Un droit pour accompagner l’exercice du mandat
Le conseil municipal a adopté à l’unanimité les règles locales d’organisation de la formation des élus. Ce droit permet aux conseillers municipaux de suivre des formations utiles à l’exercice de leur mandat, par exemple pour mieux comprendre l’action publique locale, les compétences communales ou les missions liées à leurs délégations et commissions.
La formation des élus constitue une dépense obligatoire pour la commune, dans les limites prévues par la loi. Les organismes de formation doivent être agréés par l’État pour que la commune puisse prendre en charge les frais.

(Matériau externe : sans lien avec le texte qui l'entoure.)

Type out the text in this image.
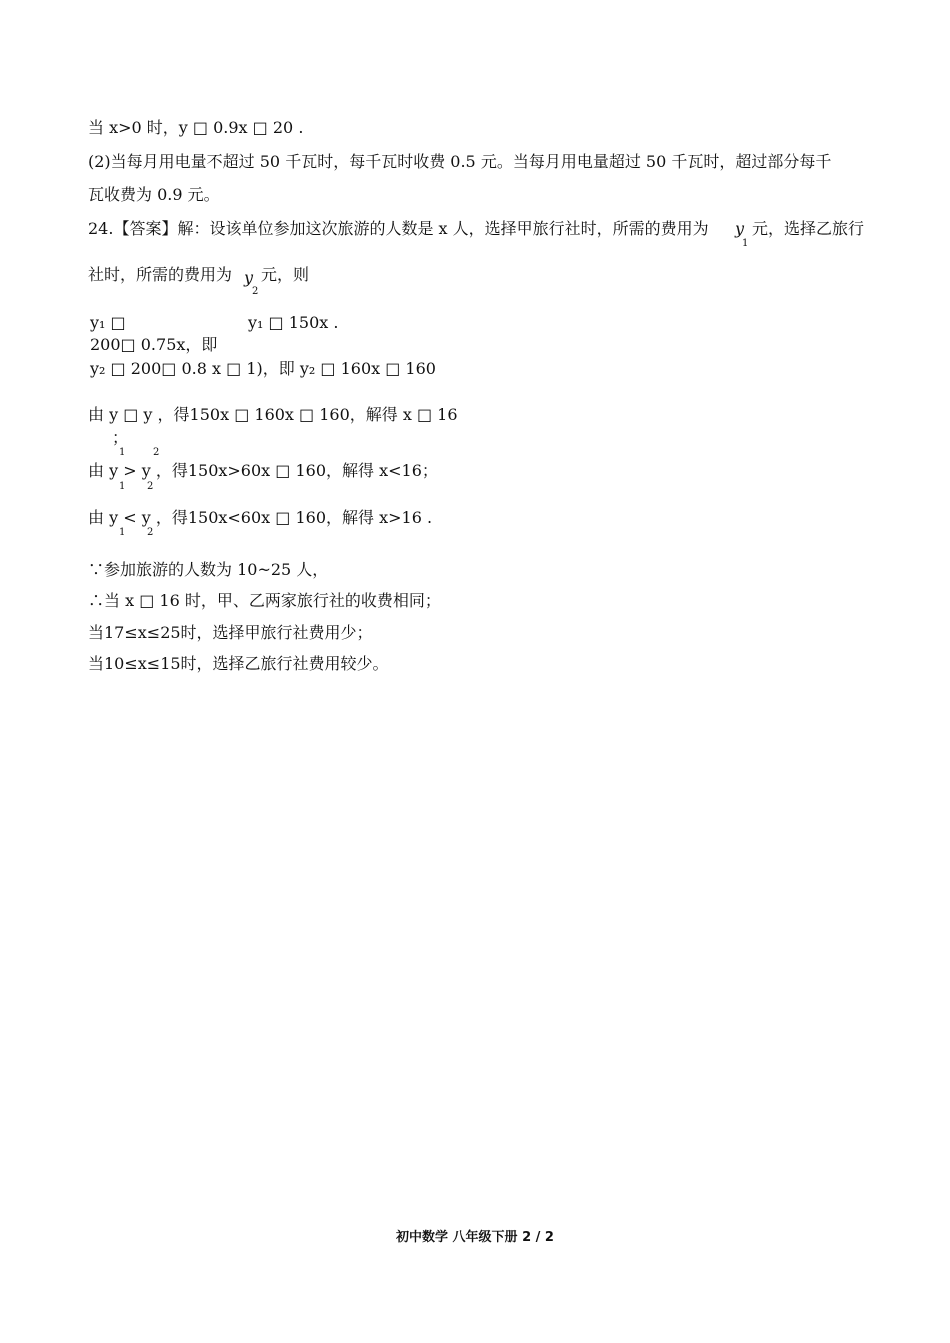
当 x>0 时，y □ 0.9x □ 20 .
(2)当每月用电量不超过 50 千瓦时，每千瓦时收费 0.5 元。当每月用电量超过 50 千瓦时，超过部分每千
瓦收费为 0.9 元。
24.【答案】解：设该单位参加这次旅游的人数是 x 人，选择甲旅行社时，所需的费用为 y
1
元，选择乙旅行
社时，所需的费用为 y
2
元，则
y₁ □	y₁ □ 150x .
200□ 0.75x，即
y₂ □ 200□ 0.8 x □ 1)，即 y₂ □ 160x □ 160
由 y □ y ，得150x □ 160x □ 160，解得 x □ 16
；
1	2
由 y > y ，得150x>60x □ 160，解得 x<16；
1 2
由 y < y ，得150x<60x □ 160，解得 x>16 .
1 2
∵参加旅游的人数为 10~25 人，
∴当 x □ 16 时，甲、乙两家旅行社的收费相同；
当17≤x≤25时，选择甲旅行社费用少；
当10≤x≤15时，选择乙旅行社费用较少。
初中数学 八年级下册 2 / 2
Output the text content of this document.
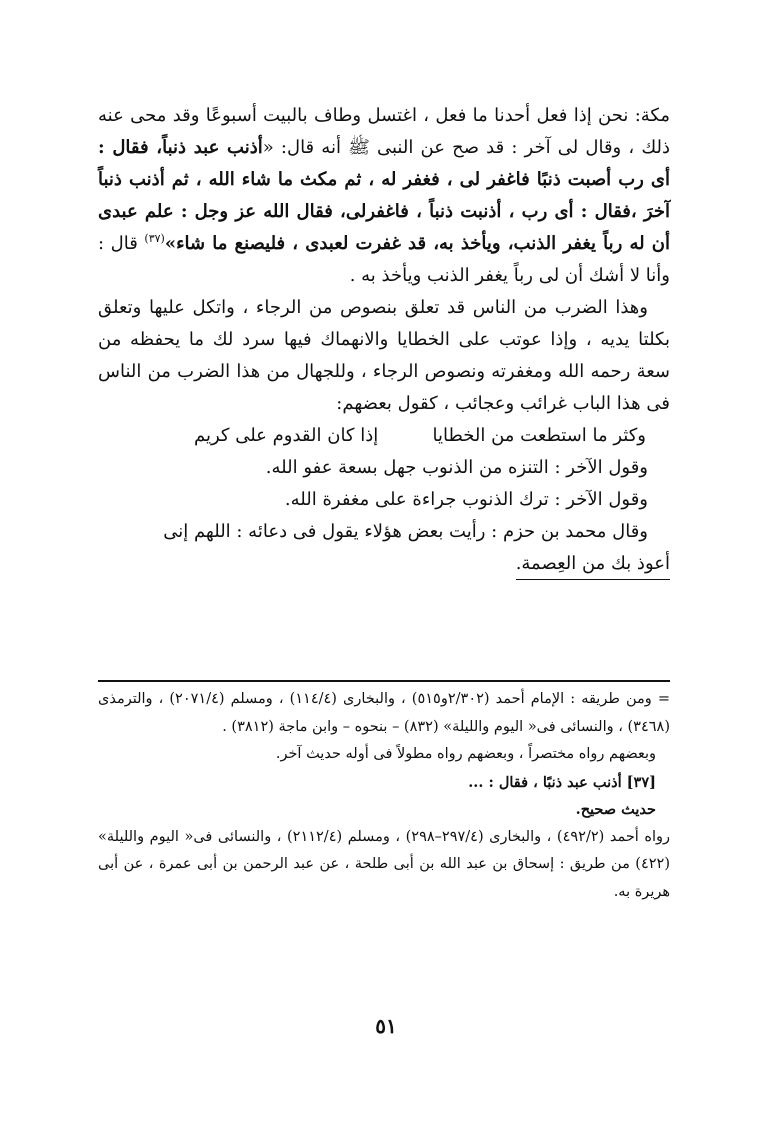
مكة: نحن إذا فعل أحدنا ما فعل ، اغتسل وطاف بالبيت أسبوعًا وقد محى عنه ذلك ، وقال لى آخر : قد صح عن النبى ﷺ أنه قال: «أذنب عبد ذنباً، فقال : أى رب أصبت ذنبًا فاغفر لى ، فغفر له ، ثم مكث ما شاء الله ، ثم أذنب ذنباً آخرَ ،فقال : أى رب ، أذنبت ذنباً ، فاغفرلى، فقال الله عز وجل : علم عبدى أن له رباً يغفر الذنب، ويأخذ به، قد غفرت لعبدى ، فليصنع ما شاء»$^{(٣٧)}$ قال : وأنا لا أشك أن لى رباً يغفر الذنب ويأخذ به .

وهذا الضرب من الناس قد تعلق بنصوص من الرجاء ، واتكل عليها وتعلق بكلتا يديه ، وإذا عوتب على الخطايا والانهماك فيها سرد لك ما يحفظه من سعة رحمه الله ومغفرته ونصوص الرجاء ، وللجهال من هذا الضرب من الناس فى هذا الباب غرائب وعجائب ، كقول بعضهم:

وكثر ما استطعت من الخطايا
إذا كان القدوم على كريم

وقول الآخر : التنزه من الذنوب جهل بسعة عفو الله.

وقول الآخر : ترك الذنوب جراءة على مغفرة الله.

وقال محمد بن حزم : رأيت بعض هؤلاء يقول فى دعائه : اللهم إنى

أعوذ بك من العِصمة.

= ومن طريقه : الإمام أحمد (٢/٣٠٢و٥١٥) ، والبخارى (١١٤/٤) ، ومسلم (٢٠٧١/٤) ، والترمذى (٣٤٦٨) ، والنسائى فى« اليوم والليلة» (٨٣٢) – بنحوه – وابن ماجة (٣٨١٢) .

وبعضهم رواه مختصراً ، وبعضهم رواه مطولاً فى أوله حديث آخر.

[٣٧] أذنب عبد ذنبًا ، فقال : ...

حديث صحيح.

رواه أحمد (٤٩٢/٢) ، والبخارى (٢٩٧/٤–٢٩٨) ، ومسلم (٢١١٢/٤) ، والنسائى فى« اليوم والليلة» (٤٢٢) من طريق : إسحاق بن عبد الله بن أبى طلحة ، عن عبد الرحمن بن أبى عمرة ، عن أبى هريرة به.

٥١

Les élus salariés peuvent également bénéficier d’un congé de formation, fixé à vingt-quatre jours sur la durée du mandat.
Des priorités larges
Pour le début du mandat, la commune souhaite privilégier les fondamentaux de l’action publique locale, les formations liées aux délégations ou aux commissions municipales, ainsi que les formations destinées à améliorer l’efficacité professionnelle.
Parmi les thèmes cités figurent la prise de parole en public, l’informatique, la bureautique, l’intelligence artificielle, la gestion des médias ou encore la gestion des conflits. Ces orientations ne constituent pas un programme fermé : les thèmes sont indiqués comme non limitatifs et non exclusifs, sous réserve des crédits disponibles et de l’agrément des organismes choisis.
Un droit individuel complémentaire
Le maire a aussi rappelé l’existence du droit individuel à la formation des élus, géré par la Caisse des dépôts via un service en ligne dédié. Ce dispositif est financé par une cotisation prélevée sur les indemnités de fonction, mais il bénéficie à tous les élus, y compris ceux qui ne perçoivent pas d’indemnité.
Selon les précisions données en séance, ce droit individuel est plafonné à 400 euros par an et par élu, avec un cumul possible sur deux ans maximum. La commune a également indiqué que les crédits non utilisés pour la formation peuvent être reportés sur l’exercice suivant.